Opening hours in the area may be limited, which could affect your ability to reach the clientele that you want, particularly in the evenings or at weekends.
Starting a mobile business
As a mobile beauty therapist, you're your own boss and you can set your own hours. If you've already got your equipment and your skills, you're pretty much ready to go, and you can build your business as you go, with little risk.
Visiting clients in their home gives you the chance to build up a closer than usual relationship with them – closer than you'd be likely to build with your clients in a beauty salon. And once you have that relationship, clients get to trust you and are unlikely to look elsewhere, especially if you arrange your next visit on the same day as your last. Clients who like you are also likely to recommend you to their friends, who hopefully live nearby, and so your business grows.
You're working for yourself, with no employees, so all your profit goes to you. You can either reinvest back into your business, or spend it as you see fit.
Whether you're driving or even using public transport, you can probably deduct running costs from your overall tax bill. You can build up your range of equipment as and when you need to – you don't need to have everything at once, just what's required for each customer. You can also use social media and word of mouth to advertise your skills and availability for free. You'll need beauty insurance regardless if you start out as a mobile beautician or when your business becomes an established beauty salon.
No holidays or sick pay
Since you're your only employee, if you don't work, you don't earn. Getting someone in to cover for you can be risky unless they already know your clients and can be trusted to treat them every bit as well as you do.

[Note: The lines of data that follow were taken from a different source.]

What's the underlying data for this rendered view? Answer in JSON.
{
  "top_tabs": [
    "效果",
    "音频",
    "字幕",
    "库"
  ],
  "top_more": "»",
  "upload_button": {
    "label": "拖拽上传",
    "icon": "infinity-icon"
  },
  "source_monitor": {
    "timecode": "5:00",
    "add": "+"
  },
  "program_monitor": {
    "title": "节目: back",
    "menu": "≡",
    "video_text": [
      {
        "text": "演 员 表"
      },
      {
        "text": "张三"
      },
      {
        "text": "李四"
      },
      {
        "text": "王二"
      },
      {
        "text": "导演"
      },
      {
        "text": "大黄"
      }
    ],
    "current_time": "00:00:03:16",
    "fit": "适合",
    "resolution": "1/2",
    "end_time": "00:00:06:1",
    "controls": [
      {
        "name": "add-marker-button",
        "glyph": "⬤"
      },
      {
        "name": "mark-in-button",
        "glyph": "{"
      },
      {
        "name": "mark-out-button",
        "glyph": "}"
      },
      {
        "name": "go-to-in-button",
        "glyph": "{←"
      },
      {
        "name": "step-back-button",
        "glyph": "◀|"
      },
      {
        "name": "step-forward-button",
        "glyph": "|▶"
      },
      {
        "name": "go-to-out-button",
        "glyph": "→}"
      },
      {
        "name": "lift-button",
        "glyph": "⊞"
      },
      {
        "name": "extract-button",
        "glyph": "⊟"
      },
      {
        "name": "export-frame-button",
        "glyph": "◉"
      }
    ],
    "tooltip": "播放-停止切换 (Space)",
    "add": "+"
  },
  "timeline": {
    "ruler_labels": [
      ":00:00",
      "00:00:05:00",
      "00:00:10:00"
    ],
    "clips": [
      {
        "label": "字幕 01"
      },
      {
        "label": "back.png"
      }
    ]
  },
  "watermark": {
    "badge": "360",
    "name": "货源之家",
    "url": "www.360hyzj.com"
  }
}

The customer is always right
Being self-employed, you're in a bit of a vulnerable position, and totally dependent on the goodwill of your customers. If they want you to visit at short notice or at odd hours, you'll probably feel obliged to accommodate them, whether it's convenient for you or not.
Travel takes time
If you get busy, travelling time is likely to eat into your ability to earn. And if you have to travel long distances, the cost of petrol or public transport is likely to eat into your profits too.
Setting yourself up as a mobile beauty therapist comes with little expense and little upfront financial commitment. But as a self-employed, one-person operation, your options for growth and earning potential can be limited. If you're clear about your goals and have the support to get through that crucial, risky set-up period, a beauty salon offers more opportunity to grow and turn a small business into a bigger one.